Where do telecom carriers draw the line when it comes to blocking text messages that they deem controversial or inappropriate? Just take Verizon Wireless as an example of a carrier that's feeling a lot of heat after refusing to allow an abortion rights advocacy group to set up a text message alert system on its network.It all started when Verizon Wireless this week rejected a request by the National Abortion Rights Action League, or NARAL, to have its subscribers sign up for text messages from the organization by sending a message to a five-digit number called a short code. NARAL is known for engaging in political action to oppose restrictions on abortion.

It has been reported that the other leading carriers have accepted NARAL's request.

Some are calling what Verizon Wireless did an attack on basic American freedoms, but I see it as negligence. Only after receiving a letter from NARAL, the carrier decided to review its rules on allowing certain types of text messages. The company's executives found that they incorrectly interpreted a "dusty internal policy," thus leading them to a bad decision.

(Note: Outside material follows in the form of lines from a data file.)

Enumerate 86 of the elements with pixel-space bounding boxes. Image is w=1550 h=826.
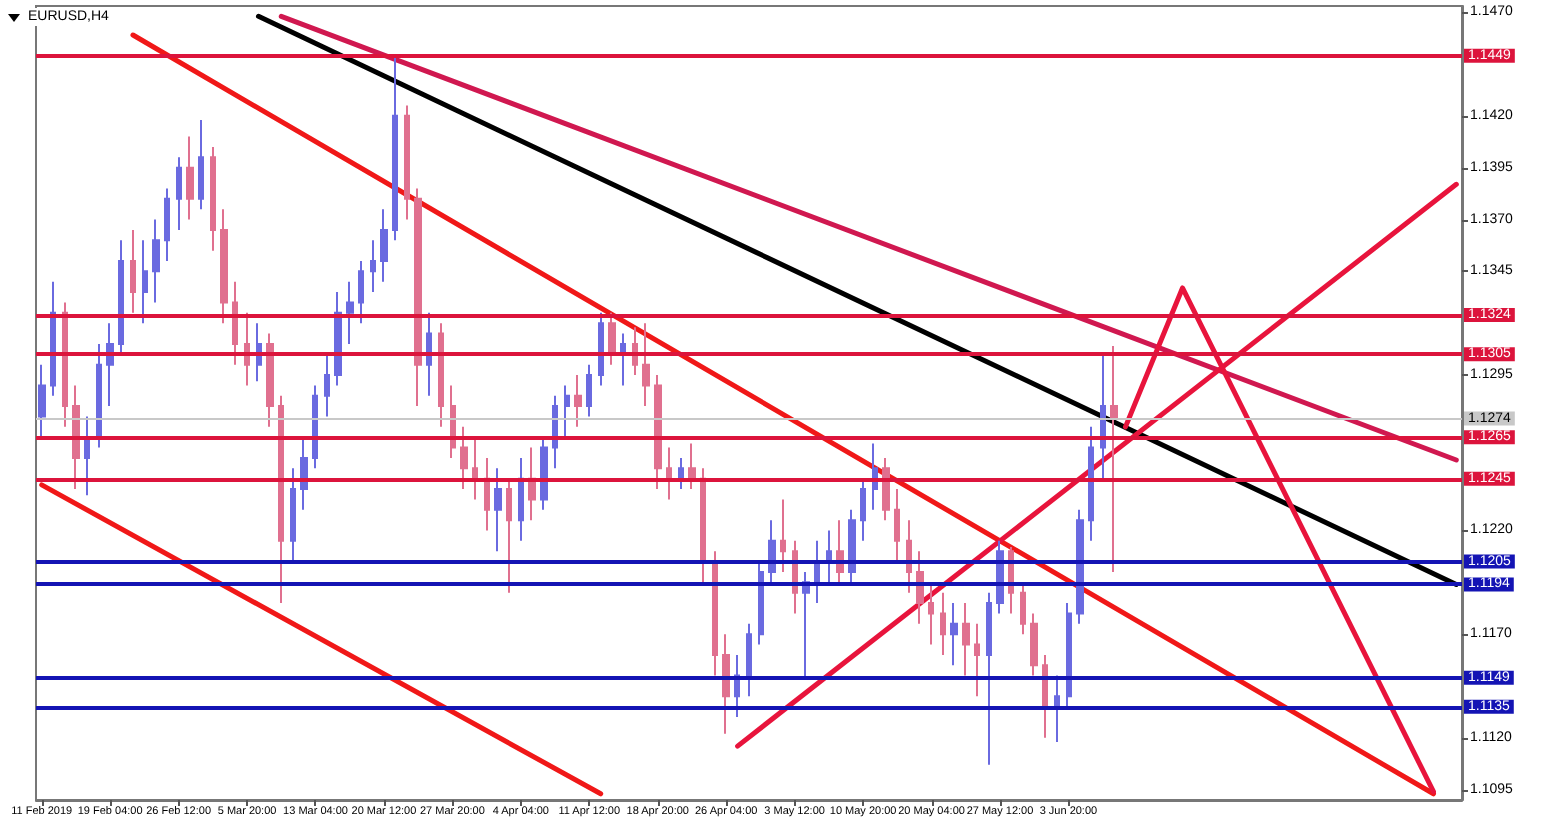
candlestick bbox=[802, 570, 810, 681]
candlestick bbox=[780, 498, 786, 573]
candlestick bbox=[574, 374, 582, 428]
candlestick bbox=[916, 550, 924, 625]
candlestick bbox=[758, 560, 764, 646]
candlestick bbox=[38, 363, 46, 439]
candlestick bbox=[860, 477, 866, 542]
candlestick bbox=[986, 591, 992, 766]
candlestick bbox=[84, 415, 90, 497]
candlestick bbox=[142, 239, 148, 325]
candlestick bbox=[1088, 425, 1094, 542]
candlestick bbox=[654, 374, 662, 491]
candlestick bbox=[528, 446, 536, 522]
candlestick bbox=[746, 622, 752, 698]
candlestick bbox=[950, 602, 958, 667]
candlestick bbox=[700, 467, 706, 584]
candlestick bbox=[438, 322, 444, 428]
candlestick bbox=[118, 239, 124, 356]
candlestick bbox=[72, 384, 80, 491]
candlestick bbox=[244, 311, 250, 387]
candlestick bbox=[608, 311, 616, 366]
candlestick bbox=[688, 442, 696, 491]
candlestick bbox=[484, 456, 490, 532]
candlestick bbox=[598, 311, 604, 387]
candlestick bbox=[404, 104, 410, 221]
candlestick bbox=[734, 653, 740, 719]
candlestick bbox=[506, 477, 512, 594]
candlestick bbox=[106, 322, 114, 408]
candlestick bbox=[768, 519, 776, 584]
candlestick bbox=[130, 228, 136, 314]
candlestick bbox=[370, 239, 376, 294]
candlestick bbox=[1054, 674, 1060, 743]
candlestick bbox=[494, 467, 502, 553]
candlestick bbox=[1100, 353, 1106, 480]
candlestick bbox=[940, 591, 946, 656]
candlestick bbox=[814, 539, 820, 605]
candlestick bbox=[962, 602, 970, 677]
candlestick bbox=[300, 436, 308, 511]
candlestick bbox=[380, 208, 388, 283]
candlestick bbox=[722, 633, 730, 735]
candlestick bbox=[564, 384, 570, 439]
candlestick bbox=[1076, 508, 1084, 625]
candlestick bbox=[1110, 344, 1118, 573]
candlestick bbox=[392, 56, 398, 242]
candlestick bbox=[1030, 612, 1038, 677]
candlestick bbox=[1066, 602, 1072, 708]
candlestick bbox=[540, 436, 548, 511]
candlestick bbox=[642, 322, 650, 408]
candlestick bbox=[96, 342, 102, 449]
candlestick bbox=[666, 446, 672, 501]
candlestick bbox=[358, 259, 364, 325]
candlestick bbox=[414, 187, 422, 408]
candlestick bbox=[848, 508, 856, 584]
candlestick bbox=[220, 208, 228, 325]
candlestick bbox=[312, 384, 318, 470]
candlestick bbox=[1042, 653, 1048, 739]
candlestick bbox=[62, 301, 68, 428]
candlestick bbox=[586, 363, 592, 418]
candlestick bbox=[472, 436, 478, 501]
candlestick bbox=[232, 280, 238, 366]
candlestick bbox=[346, 280, 354, 345]
candlestick bbox=[290, 467, 296, 563]
candlestick bbox=[176, 156, 182, 231]
candlestick bbox=[906, 519, 912, 594]
candlestick bbox=[266, 332, 274, 428]
candlestick bbox=[50, 280, 56, 397]
candlestick bbox=[518, 456, 524, 542]
candlestick bbox=[210, 145, 216, 252]
candlestick bbox=[460, 425, 468, 491]
candlestick bbox=[678, 456, 684, 491]
candlestick bbox=[620, 332, 626, 387]
candlestick bbox=[324, 353, 330, 418]
candlestick bbox=[186, 135, 194, 221]
candlestick bbox=[426, 311, 432, 397]
candlestick bbox=[872, 442, 878, 511]
candlestick bbox=[974, 622, 980, 698]
candlestick bbox=[882, 456, 890, 522]
candlestick bbox=[278, 394, 284, 605]
candlestick bbox=[826, 529, 832, 584]
candlestick bbox=[164, 187, 170, 262]
candlestick bbox=[1020, 581, 1026, 636]
candlestick bbox=[894, 488, 900, 563]
candlestick bbox=[712, 550, 718, 677]
candlestick bbox=[928, 581, 934, 646]
candlestick bbox=[198, 119, 204, 211]
candlestick bbox=[152, 218, 160, 304]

Verizon Wireless apologized for the decision not to allow text messaging on an important, though sensitive, public policy issue. The incident caused the carrier to fix its process, which I'm guessing means that they won't be quick to block similar requests in the future.

But that didn't stop advocacy groups from using the incident as an opportunity to promote net neutrality. Josh Silver, executive director of Free Press, an organization that endorses media reform legislation, issued the following statement:

"The fundamental democratic principles of free speech, privacy and open communication are too important to be entrusted to these corporate gatekeepers. Whether it's liberal or conservative, Democrat or Republican, pro-choice or pro-gun, the phone companies can't get to pick and choose what messages get through. Congress needs to step in immediately to protect free speech and the free flow of information."

Consequently, Free Press created a petition on its Web site urging Congress to defend free speech on cell phones and the Internet.

It's a well-known fact that carriers act as the gatekeepers of their networks. However, a carrier's job is to deliver services to subscribers, and it's up to the subscribers to decide what kind of content they want to receive. I'm not suggesting flooding subscribers' cell phones with obscene or controversial text messages. I'm suggesting giving subscribers the right to choose. It can be as simple as: Would you like to receive alerts from (fill in the blank)? Choose yes or no.

Text messaging is certainly becoming a popular political tool, which is why experts argue that carriers have the legal right to decide which messages to send over their networks. What do you think about the issue?